MargotBeauregardesGavel · 24/03/2009 11:10

Yes, we are not 'letting any side down'.

In my opinion lies in the fact that women aren't valued enough. We are allowed to be different from men. The perpetuation of the human race requires women.

The penalties and sacrafices of parenthood shouldn't be all on the shoulders of women. That is the issue to address.

Taking a few months off to have a baby shouldn't be categorised as weakness or letting down the side.

It is NOT the same as skiving off to have your hair highlighted or something.

I'm not looking for a medal for having had my children, but it'd be nice to know that I wasn't going to be penalised for it either.

Society needs babies, society needs people. The perpetuation of the species shouldn't be brushed under the carpet as though it were some sort of hideously embarrassing weakness to the few women in the privileged position of being unaffected by all the usual issues )childcare, earning potential etc).

Cosette · 24/03/2009 11:11

Penthesileia - fair point - I do agree it's the system at fault and not the fault of SAHMs. Maybe that's why the SAHM and WOHM debate gets so intense, as it is very easy to slip into it being the fault of a person rather than the system! I stand corrected .

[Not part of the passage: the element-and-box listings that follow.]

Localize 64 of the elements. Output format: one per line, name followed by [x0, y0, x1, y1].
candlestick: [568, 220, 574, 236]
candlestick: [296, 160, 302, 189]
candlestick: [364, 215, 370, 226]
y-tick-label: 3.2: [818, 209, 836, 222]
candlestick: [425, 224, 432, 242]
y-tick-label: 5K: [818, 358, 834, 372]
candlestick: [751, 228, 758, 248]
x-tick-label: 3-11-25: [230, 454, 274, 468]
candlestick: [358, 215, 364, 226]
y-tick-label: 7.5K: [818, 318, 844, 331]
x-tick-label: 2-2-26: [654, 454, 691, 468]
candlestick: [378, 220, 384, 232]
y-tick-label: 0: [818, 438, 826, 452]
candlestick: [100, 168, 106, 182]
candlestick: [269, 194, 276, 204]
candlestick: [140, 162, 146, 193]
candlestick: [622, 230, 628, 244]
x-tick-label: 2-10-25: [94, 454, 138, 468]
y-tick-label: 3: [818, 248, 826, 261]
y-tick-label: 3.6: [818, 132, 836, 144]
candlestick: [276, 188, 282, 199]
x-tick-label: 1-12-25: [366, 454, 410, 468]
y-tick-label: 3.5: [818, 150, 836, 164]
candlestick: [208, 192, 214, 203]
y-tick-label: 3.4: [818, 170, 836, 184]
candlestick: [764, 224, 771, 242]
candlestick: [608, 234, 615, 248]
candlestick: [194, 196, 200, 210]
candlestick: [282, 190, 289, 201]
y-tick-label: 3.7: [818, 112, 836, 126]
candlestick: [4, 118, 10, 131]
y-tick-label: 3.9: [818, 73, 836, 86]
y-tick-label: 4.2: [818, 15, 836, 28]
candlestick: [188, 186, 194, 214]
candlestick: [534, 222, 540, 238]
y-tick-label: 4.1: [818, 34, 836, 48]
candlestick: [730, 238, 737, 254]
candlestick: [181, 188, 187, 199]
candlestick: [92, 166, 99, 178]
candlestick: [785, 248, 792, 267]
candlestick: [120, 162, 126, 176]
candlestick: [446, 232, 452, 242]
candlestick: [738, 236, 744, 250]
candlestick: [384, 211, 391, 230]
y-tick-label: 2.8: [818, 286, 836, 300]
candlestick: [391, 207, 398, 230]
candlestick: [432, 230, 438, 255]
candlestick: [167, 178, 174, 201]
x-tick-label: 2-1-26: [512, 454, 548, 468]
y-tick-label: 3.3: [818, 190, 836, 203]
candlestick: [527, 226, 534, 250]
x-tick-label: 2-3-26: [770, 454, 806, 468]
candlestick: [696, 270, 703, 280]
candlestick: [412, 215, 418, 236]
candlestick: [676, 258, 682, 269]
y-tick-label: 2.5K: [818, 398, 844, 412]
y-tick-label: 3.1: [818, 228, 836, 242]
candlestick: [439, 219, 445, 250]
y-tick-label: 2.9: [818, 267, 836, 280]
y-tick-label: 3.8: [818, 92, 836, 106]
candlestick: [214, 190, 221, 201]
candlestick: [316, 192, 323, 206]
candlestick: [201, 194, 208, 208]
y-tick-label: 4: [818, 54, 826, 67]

Litchick · 24/03/2009 11:14

swan river - my own daughter is now older. She needs much more than stories and play dough. I see her finding her place and way in this world.
I don't really care what she does in life but since she won't have a private income and i hope to goodness she doesn't end up on benefits, the one thing she will have to do is work.
So I do want to walk the walk and show her that work can be very rewarding and that women can do whatever men can do.
I feel that I can only say that to her if I do it myself with any degree of integrity.
That's just how I feel.

Oh and for the poster that thinks women have the power in our society, the rape figures cam eout recently. 47,000 reported in the UK last year. 6.5% CONVICTION RATE. Yep, it sure is a woman's world.

wishingchair · 24/03/2009 11:16

Exactly. By demonising those things that are essentially feminine (i.e. giving birth, caring for the children, etc), it results in women potentially getting the worst of all worlds: you have the babies, rush back into full time work, juggle juggle juggle, never feel like you're doing ANYTHING to the best of your abilities?

I go back to my earlier comment about choice.

I have chosen to work part time. I work from home and am able to do the school runs for DD1 and fairly easily accommodate school holidays. DD2 goes to nursery 3 days a week. I could have chosen to work full time but I didn't. I could have chosen to be a SAHM but I didn't. I appreciate the fact I have this choice and don't judge any mother who makes a different choice to me. In the same way, I don't expect to be judged.

swanriver · 24/03/2009 11:33

Litchik, my daughter is older (just 7) and I mistyped earlier post, she feels she DOESN'T get enough attention at the moment. I quite agree that she needs more than playdough, but she does still need me to give her TIME, and just be generally around.

Both my mother and grandmother were fantastic role models in the technical sense but managed to make some of their (many) dcs feel a bit unloved, unconfident, so I suppose I'm just compensating for that in my family history. Ironically if my mother had been less busy busy busy on all her projects I wouldn't have reacted so violently and felt my role was to nurture dcs so exclusively. I'm sure working mothers are able to cherish and nourish dcs just as well as sahm, (I'm surrounded by numerous examples) it's just that I wouldn't manage it. However, I am aware that as my dcs get older I need to set an example of productivity be it paid or unpaid.

GLaDOS · 24/03/2009 11:41

I think there is more to it than sociatal expectations Cosette. Most women chose to stay at home with their infants. That choice is not the problem, what's exploited is that women do it for free in a world where everthing has a price. Some people (and we're all pretty materialistic these days) then make the incorrect assumtion that that work is menial because it doesn't come with a salery, cash bonuses or paid holidays. The actual fact is it is the most precious work and its women that do it best, on average.